Pentagon officials say they are worried about protests that are planned for the inauguration of President-elect Joe Biden next week. About 16 groups — some of them saying they will be armed and most of them made up of hard-line supporters of Trump — have registered to stage protests in Washington, officials said.

One Defense Department official said law enforcement agencies are planning for a range of outcomes, including a worst-case scenario in which people with firearms try to attack dignitaries, “suicide-type aircraft” try to fly into the capital’s restricted airspace and even remote-controlled drones that could be used to attack the crowd.

While those scenarios are among the more extreme, the officials said they were particularly worried about the possibility of multiple, violent confrontations, including with firearms, simultaneously flaring up around the inaugural dignitaries.

Mayor Muriel Bowser of Washington sent a letter to Trump on Sunday asking for an emergency declaration to obtain additional funding for inauguration security.
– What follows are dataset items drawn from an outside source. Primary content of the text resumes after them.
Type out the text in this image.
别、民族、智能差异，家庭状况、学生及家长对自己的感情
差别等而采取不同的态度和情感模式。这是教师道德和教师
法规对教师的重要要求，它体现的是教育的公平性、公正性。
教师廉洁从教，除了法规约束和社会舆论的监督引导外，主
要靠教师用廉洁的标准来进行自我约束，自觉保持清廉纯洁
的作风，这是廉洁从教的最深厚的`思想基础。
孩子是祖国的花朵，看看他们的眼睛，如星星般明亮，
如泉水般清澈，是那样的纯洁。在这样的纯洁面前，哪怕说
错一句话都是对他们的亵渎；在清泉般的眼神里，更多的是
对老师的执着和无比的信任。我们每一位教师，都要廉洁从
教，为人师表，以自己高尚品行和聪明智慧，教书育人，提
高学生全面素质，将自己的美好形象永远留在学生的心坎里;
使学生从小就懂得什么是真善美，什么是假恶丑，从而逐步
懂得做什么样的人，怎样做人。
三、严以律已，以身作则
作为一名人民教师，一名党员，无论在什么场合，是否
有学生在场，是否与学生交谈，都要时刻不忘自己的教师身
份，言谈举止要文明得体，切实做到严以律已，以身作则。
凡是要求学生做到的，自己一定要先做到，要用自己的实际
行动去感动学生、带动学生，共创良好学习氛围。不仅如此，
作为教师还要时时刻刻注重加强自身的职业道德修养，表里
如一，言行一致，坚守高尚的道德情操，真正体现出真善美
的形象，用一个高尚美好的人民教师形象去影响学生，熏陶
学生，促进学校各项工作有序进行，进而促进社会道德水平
“In light of the attack on the Capitol and intelligence suggesting further violence is likely during the inaugural period, my administration has re-evaluated our preparedness posture for the inauguration, including requesting the extension of D.C. National Guard support through Jan. 24, 2021,” Bowser wrote.

Defense Department officials said that the White House had signed off on the decision to arm some of the National Guard troops coming to Washington to provide security. Pentagon officials have underscored that the National Guard — not active-duty military troops — will be assigned to those duties.

Defense Department officials said that even the National Guard troops who were not directly supporting the Capitol complex, but were stationed elsewhere in the Washington area, would not be far from their weapons.

“We want our individuals to have the right to self-defence,” Gen. Daniel R. Hokanson, chief of the National Guard Bureau, said Monday during a telephone news conference. “If senior leadership determines that that’s the right posture to be in, then that is something we will do.”

All the National Guard troops coming to Washington, he said, are bringing their weapons with them.

The National Guard is expected to officially announce the arming of some of the troops Tuesday night or Wednesday morning. The decision is important because in the past, federal and local officials have shied away from militarizing the Capitol.

But the riots last week have brought into sharp focus the potential dangers that lawmakers and, potentially, the next president, face from supporters of Trump, who has continued to falsely claim that he, not Biden, won the election.